Fred was in his seventies when he talked to me about transitioning his business to his son. It wasn’t a big business, just a few employees, but it was very profitable. He had a strong customer base and a dependable supplier group that enabled him to serve his customers well without carrying much inventory or overhead.
Fred figured that his son Brian would take over the business some day, but they hadn’t actually talked about it yet. Brian worked as a salesperson for the company, but he failed to measure up to his father’s standards. He couldn’t sell as well as Fred: he wasn’t as organized or motivated, and he lacked his dad’s outgoing personality. Fred was concerned that Brian wouldn’t be able to maintain the positive reputation he had worked so hard to create.
This situation isn’t unusual. Many owners I talk with face similar dilemmas. They have a rough idea of what they want to do but they haven’t discussed it with their families; they haven’t clarified their own thinking, and they’ve set up subtle barriers to communication, which makes it difficult for their children to broach the subject.

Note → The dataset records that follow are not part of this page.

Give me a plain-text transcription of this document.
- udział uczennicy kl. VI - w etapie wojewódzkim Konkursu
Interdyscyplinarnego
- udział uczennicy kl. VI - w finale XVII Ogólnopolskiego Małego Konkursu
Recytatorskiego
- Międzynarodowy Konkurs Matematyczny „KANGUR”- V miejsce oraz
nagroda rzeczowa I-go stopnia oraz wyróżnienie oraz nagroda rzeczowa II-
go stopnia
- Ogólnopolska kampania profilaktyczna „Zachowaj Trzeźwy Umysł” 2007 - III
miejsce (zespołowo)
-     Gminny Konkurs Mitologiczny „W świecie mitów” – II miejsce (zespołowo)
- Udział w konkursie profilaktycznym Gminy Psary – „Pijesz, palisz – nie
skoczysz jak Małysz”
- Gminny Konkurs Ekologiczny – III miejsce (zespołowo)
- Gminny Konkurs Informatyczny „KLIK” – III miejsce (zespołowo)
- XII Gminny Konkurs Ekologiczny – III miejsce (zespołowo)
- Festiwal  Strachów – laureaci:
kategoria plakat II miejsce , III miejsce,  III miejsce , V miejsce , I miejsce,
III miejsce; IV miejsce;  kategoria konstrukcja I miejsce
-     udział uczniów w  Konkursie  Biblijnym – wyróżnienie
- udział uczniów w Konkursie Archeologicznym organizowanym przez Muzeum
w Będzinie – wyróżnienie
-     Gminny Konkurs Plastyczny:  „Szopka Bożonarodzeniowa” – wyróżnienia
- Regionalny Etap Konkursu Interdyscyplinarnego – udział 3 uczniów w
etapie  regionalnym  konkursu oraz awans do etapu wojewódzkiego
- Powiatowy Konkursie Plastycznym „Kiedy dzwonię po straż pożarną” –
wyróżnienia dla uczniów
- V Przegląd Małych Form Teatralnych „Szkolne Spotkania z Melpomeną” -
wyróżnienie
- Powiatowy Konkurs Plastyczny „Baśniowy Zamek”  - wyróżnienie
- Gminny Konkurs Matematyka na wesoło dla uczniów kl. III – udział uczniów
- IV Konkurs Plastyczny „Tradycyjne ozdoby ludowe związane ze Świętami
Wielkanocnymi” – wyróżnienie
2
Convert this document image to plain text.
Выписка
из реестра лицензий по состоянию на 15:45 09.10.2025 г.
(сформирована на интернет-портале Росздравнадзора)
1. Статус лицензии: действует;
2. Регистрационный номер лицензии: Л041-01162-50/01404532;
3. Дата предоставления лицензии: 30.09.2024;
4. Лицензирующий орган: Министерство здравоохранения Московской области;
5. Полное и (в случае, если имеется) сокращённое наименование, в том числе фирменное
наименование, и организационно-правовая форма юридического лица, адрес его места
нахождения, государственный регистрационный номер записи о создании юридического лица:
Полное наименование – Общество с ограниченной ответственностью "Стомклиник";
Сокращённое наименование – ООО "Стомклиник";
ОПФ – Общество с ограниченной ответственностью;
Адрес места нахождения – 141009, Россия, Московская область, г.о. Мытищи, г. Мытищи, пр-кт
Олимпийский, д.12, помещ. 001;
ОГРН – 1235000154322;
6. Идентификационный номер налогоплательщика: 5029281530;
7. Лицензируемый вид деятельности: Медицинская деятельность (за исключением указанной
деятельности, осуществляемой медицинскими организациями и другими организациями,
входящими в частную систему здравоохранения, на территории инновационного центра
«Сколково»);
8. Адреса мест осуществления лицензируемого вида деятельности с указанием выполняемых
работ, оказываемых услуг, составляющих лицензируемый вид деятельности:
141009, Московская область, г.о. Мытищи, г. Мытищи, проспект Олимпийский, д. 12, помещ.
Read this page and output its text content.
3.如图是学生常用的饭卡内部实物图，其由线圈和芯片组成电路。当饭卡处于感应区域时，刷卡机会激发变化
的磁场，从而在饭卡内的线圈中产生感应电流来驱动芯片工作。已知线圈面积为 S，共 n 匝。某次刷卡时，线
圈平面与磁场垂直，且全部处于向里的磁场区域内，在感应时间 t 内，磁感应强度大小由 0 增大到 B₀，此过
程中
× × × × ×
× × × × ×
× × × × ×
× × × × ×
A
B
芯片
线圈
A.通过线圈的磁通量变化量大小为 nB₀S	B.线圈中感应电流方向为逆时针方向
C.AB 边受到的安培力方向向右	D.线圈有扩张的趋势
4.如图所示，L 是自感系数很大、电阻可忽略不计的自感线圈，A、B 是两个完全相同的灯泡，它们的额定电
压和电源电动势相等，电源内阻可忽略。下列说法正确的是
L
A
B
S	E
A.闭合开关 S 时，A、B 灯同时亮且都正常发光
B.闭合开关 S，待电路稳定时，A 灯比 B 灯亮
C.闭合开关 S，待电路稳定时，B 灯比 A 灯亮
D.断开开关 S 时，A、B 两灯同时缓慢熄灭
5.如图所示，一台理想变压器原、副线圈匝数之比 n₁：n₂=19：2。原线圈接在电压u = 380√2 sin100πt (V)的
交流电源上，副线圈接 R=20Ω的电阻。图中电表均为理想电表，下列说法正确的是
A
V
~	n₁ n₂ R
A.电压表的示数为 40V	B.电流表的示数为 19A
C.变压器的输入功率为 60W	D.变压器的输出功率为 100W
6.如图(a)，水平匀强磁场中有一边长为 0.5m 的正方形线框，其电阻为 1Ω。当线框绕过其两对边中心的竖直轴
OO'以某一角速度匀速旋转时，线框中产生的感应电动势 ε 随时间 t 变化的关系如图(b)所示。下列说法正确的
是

In a recent PWC survey of family businesses, 38 percent of owners plan to pass on management to the next generation; 27 percent intend to pass on ownership but want to bring in professional management to run the business. Yet, only 18 percent have developed a comprehensive succession plan that has been both documented and communicated. Too many owners have intentions but no plan and they have not communicated with their families.
That’s a big disconnect. Parents think they have it planned, but it is all in their own heads and the children have no idea what’s going on or what might happen. This creates many opportunities for misunderstanding, disappointment, anger, frustration and ultimately broken relationships.
In Fred’s case, he worked longer than he needed to, holding onto the idea that he was grooming his son to take over. Unfortunately Brian felt both underpaid and underappreciated working for his dad. He would have preferred to do something entirely different. They did not share a common end goal, and neither wanted to rock the boat.
In the end, Fred simply turned out the lights and Brian got a job in a whole new field. They both resented the last five years spent on the business. It was such a waste.
If you want your family to continue your business begin the discussion early and communicate about it often. Clarify your goals and those of your children. Is there a happy match? Set clear expectations for how you’d like the succession plan to unfold. Then start the process now, not when you are seventy.